I want to be able to digitally switch the input of a line-level preamplifier. I was considering using relays to physically connect or disconnect each source to the input of the amp, which would be perfect in terms of fidelity. But is that sort of overkill? Would CMOS transmission gates be good enough? Am I overlooking something far simpler and more obvious? Thanks.
Relays have the best specs: (almost) zero resistance when on, infinite resistance when off. Use reed-relays, not power relays.
They're better suited for the low current, and often have a lifetime as high as 100 \$\times\$ 10\$^6\$ operations, which is forever. Reed relays won't give you an audible click either. If you use SPDT or DPDT relays you can switch between signal and ground, so that the input doesn't pick up noise when off.

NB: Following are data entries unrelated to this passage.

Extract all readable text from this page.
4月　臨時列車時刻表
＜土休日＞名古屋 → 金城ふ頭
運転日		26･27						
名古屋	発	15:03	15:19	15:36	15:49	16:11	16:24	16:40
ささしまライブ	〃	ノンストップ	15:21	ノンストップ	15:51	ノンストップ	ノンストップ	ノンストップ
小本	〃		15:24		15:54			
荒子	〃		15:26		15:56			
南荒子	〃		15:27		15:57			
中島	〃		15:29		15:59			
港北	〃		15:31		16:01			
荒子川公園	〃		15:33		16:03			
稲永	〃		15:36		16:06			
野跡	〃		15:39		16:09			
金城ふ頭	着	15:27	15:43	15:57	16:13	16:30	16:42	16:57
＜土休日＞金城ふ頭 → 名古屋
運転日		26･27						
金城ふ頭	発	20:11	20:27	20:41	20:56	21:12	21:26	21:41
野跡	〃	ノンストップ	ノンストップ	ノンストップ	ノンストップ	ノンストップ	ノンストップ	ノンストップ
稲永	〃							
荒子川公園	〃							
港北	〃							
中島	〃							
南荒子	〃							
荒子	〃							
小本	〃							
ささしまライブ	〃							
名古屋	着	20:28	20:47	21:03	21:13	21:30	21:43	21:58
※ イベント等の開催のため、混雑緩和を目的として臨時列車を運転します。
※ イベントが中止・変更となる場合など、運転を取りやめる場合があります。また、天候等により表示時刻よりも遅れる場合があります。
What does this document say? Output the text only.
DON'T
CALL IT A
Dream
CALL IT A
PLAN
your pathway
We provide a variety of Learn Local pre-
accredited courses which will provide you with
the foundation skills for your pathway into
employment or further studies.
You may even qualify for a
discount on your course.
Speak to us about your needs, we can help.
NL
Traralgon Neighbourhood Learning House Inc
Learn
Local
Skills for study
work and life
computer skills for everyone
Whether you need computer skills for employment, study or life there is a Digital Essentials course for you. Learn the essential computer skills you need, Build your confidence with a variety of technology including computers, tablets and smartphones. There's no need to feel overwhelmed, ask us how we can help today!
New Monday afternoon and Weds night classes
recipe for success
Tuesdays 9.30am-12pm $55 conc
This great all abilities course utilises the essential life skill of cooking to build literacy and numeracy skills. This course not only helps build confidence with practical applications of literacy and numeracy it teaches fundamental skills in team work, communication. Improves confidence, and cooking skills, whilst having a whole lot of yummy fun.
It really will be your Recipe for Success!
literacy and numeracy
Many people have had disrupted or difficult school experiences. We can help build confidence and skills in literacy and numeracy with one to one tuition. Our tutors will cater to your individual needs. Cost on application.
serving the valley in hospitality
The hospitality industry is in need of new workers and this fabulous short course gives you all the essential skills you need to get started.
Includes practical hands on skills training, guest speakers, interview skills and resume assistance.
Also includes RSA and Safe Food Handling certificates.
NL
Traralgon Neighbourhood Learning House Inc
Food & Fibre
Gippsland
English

If you want to go electronic there's the 74HC4066, like Pentium100 suggests, but you'll easily find switches with better specs. Analog Devices has a wide offering, the dual SPDT ADG1636 has very good figures: 1\$\Omega\$ on resistance, and 0.007% THD+N.
The electronic switches can be controlled by a logic voltage and hardly need power (the ADG1636 consumes less than 1\$\mu\$A).
Relays are the best, but you can use switching chips like CD4066, but they introduce a bit of distortion, though it is not a lot and different chips distort the signal a different amount. Still, the 4066 was used in high quality devices, like the Marantz PMD-430 portable cassette deck, probably the best portable there is.